Environmental pollution, such as air pollution, is a serious problem that is particularly acute in urban areas. Much of this pollution is produced by exhaust emissions from motor vehicles. NOx gases, which are present in automotive exhaust pollution, are known to cause various environmental problems such as smog and acid rain. The term NOx actually refers to several forms of nitrogen oxides such as NO (nitric oxide) and NO2 (nitrogen dioxide). Nitrogen oxide (NOx) contained in exhaust gas can directly effect the human body. NOx and its emission concentrations in various exhaust gases also contribute to the formation of “acid rain” and photochemical smog. Hence, it is necessary to remove NOx from exhaust gas.
Selective Catalytic Reduction (SCR) is a technique that is used to inject urea—often a liquid-reductant agent—into an exhaust stream of a diesel engine, which is then adsorbed onto the surface of a catalytic converter. In an SCR system, urea is used as a reductant that is converted to ammonia which reacts in the presence of a catalyst to convert NOx to nitrogen and water which is then expelled through a vehicle tailpipe. Precise ammonia and NOx measurements are required to develop and characterize optimal catalyst strategies in order to prevent excess ammonia emissions or un-reacted NOx emissions. Note that the term “ammonia slip” refers to excessive ammonia emission which in practice may be caused by exhaust gas temperatures that are too cold for the SCR reaction to occur (such as during a cold start), or if the urea injection device feeds too much reductant into the exhaust gas stream for the amount of NOx produced by the engine combustion.

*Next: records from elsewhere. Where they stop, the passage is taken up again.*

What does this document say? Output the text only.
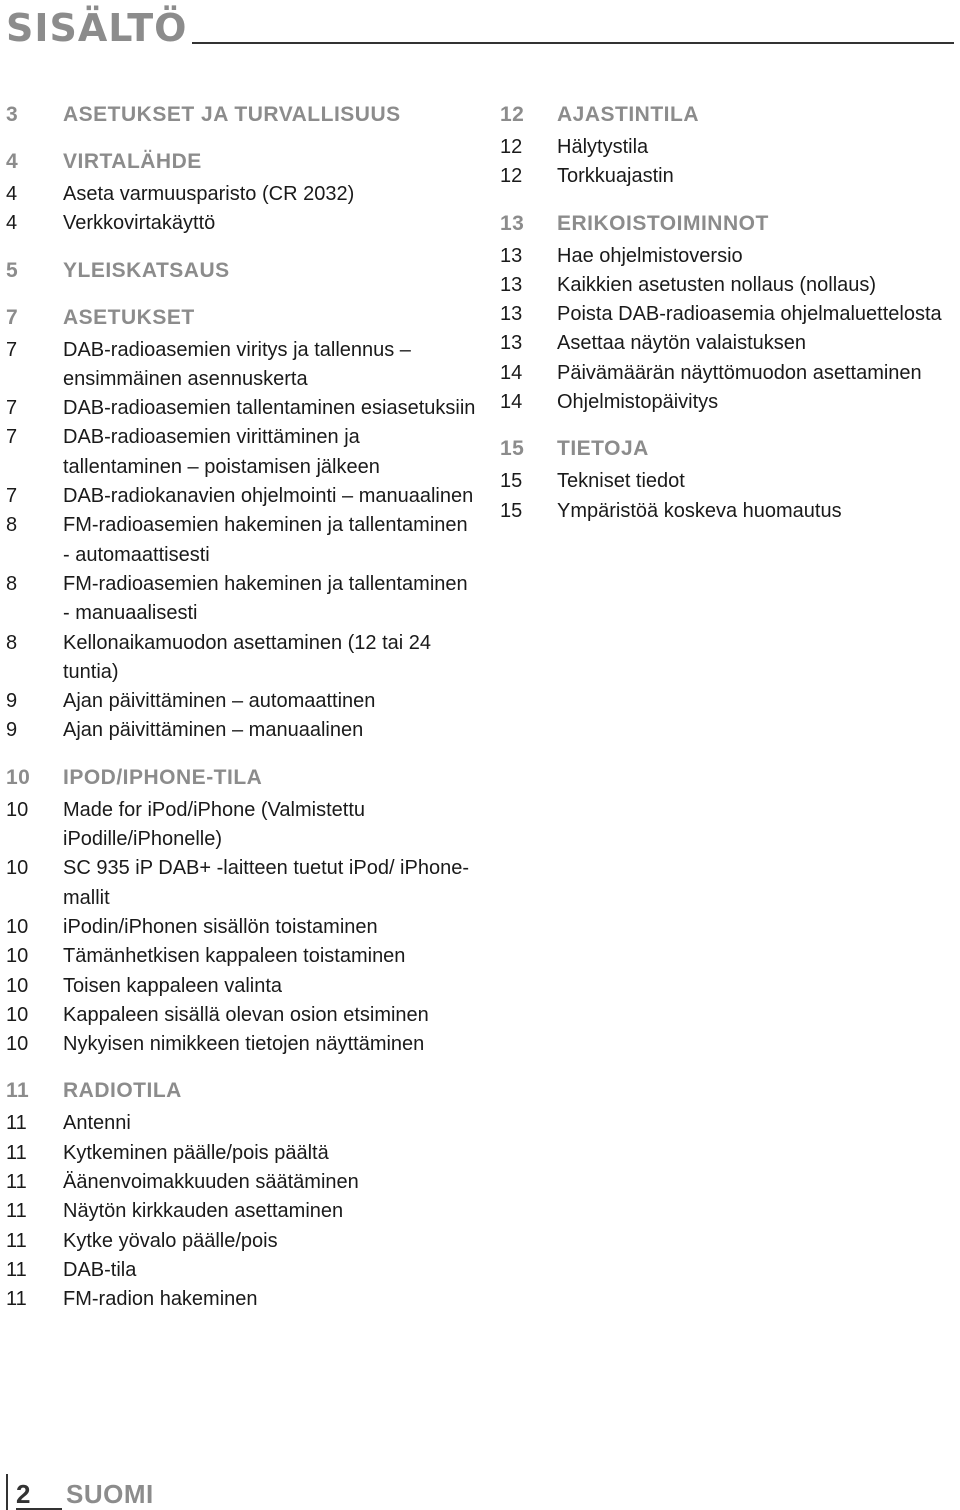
SISÄLTÖ
3	ASETUKSET JA TURVALLISUUS
4	VIRTALÄHDE
4	Aseta varmuusparisto (CR 2032)
4	Verkkovirtakäyttö
5	YLEISKATSAUS
7	ASETUKSET
7	DAB-radioasemien viritys ja tallennus – ensimmäinen asennuskerta
7	DAB-radioasemien tallentaminen esiasetuksiin
7	DAB-radioasemien virittäminen ja tallentaminen – poistamisen jälkeen
7	DAB-radiokanavien ohjelmointi – manuaalinen
8	FM-radioasemien hakeminen ja tallentaminen - automaattisesti
8	FM-radioasemien hakeminen ja tallentaminen - manuaalisesti
8	Kellonaikamuodon asettaminen (12 tai 24 tuntia)
9	Ajan päivittäminen – automaattinen
9	Ajan päivittäminen – manuaalinen
10	IPOD/IPHONE-TILA
10	Made for iPod/iPhone (Valmistettu iPodille/iPhonelle)
10	SC 935 iP DAB+ -laitteen tuetut iPod/ iPhone-mallit
10	iPodin/iPhonen sisällön toistaminen
10	Tämänhetkisen kappaleen toistaminen
10	Toisen kappaleen valinta
10	Kappaleen sisällä olevan osion etsiminen
10	Nykyisen nimikkeen tietojen näyttäminen
11	RADIOTILA
11	Antenni
11	Kytkeminen päälle/pois päältä
11	Äänenvoimakkuuden säätäminen
11	Näytön kirkkauden asettaminen
11	Kytke yövalo päälle/pois
11	DAB-tila
11	FM-radion hakeminen
12	AJASTINTILA
12	Hälytystila
12	Torkkuajastin
13	ERIKOISTOIMINNOT
13	Hae ohjelmistoversio
13	Kaikkien asetusten nollaus (nollaus)
13	Poista DAB-radioasemia ohjelmaluettelosta
13	Asettaa näytön valaistuksen
14	Päivämäärän näyttömuodon asettaminen
14	Ohjelmistopäivitys
15	TIETOJA
15	Tekniset tiedot
15	Ympäristöä koskeva huomautus
2 SUOMI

A technology that can immediately control the NH3 feed rate according to the load change, fluctuation in NOx concentration, and so forth, is therefore needed in order to realize high-efficiency NOx removal without leaving un-reacted NH3. A measuring technology with a high-speed response capable of simultaneous and continuous measurement of NOx and NH3 would be indispensable. Sensors designed for NOx or NH3, however, are often significantly cross-sensitive to each other. Distinguishing these components is therefore critical to successfully controlling an SCR device. It is believed that the control of SCR devices would benefit from the simultaneous measurements of NOx and NH3.
One approach for the development of simultaneous NOx/NH3 sensor in exhaust gas involves the use of two identical sensors for measuring NOx and NH3 by splitting the exhaust path in two and running each path through a different catalyst prior to entry into the respective sensor. This technique is suitable for stationary power plant application but is very expensive to implement and takes up a great deal of space and is thus not suitable for automotive applications.
In an effort to address the foregoing difficulties, it is believed that two sensors with dissimilar sensitivities and cross sensitivities to NOx and NH3 can be combined and a decoupling observer algorithm applied for simultaneously measuring NOx and NH3 in diesel exhaust as described in greater detail herein.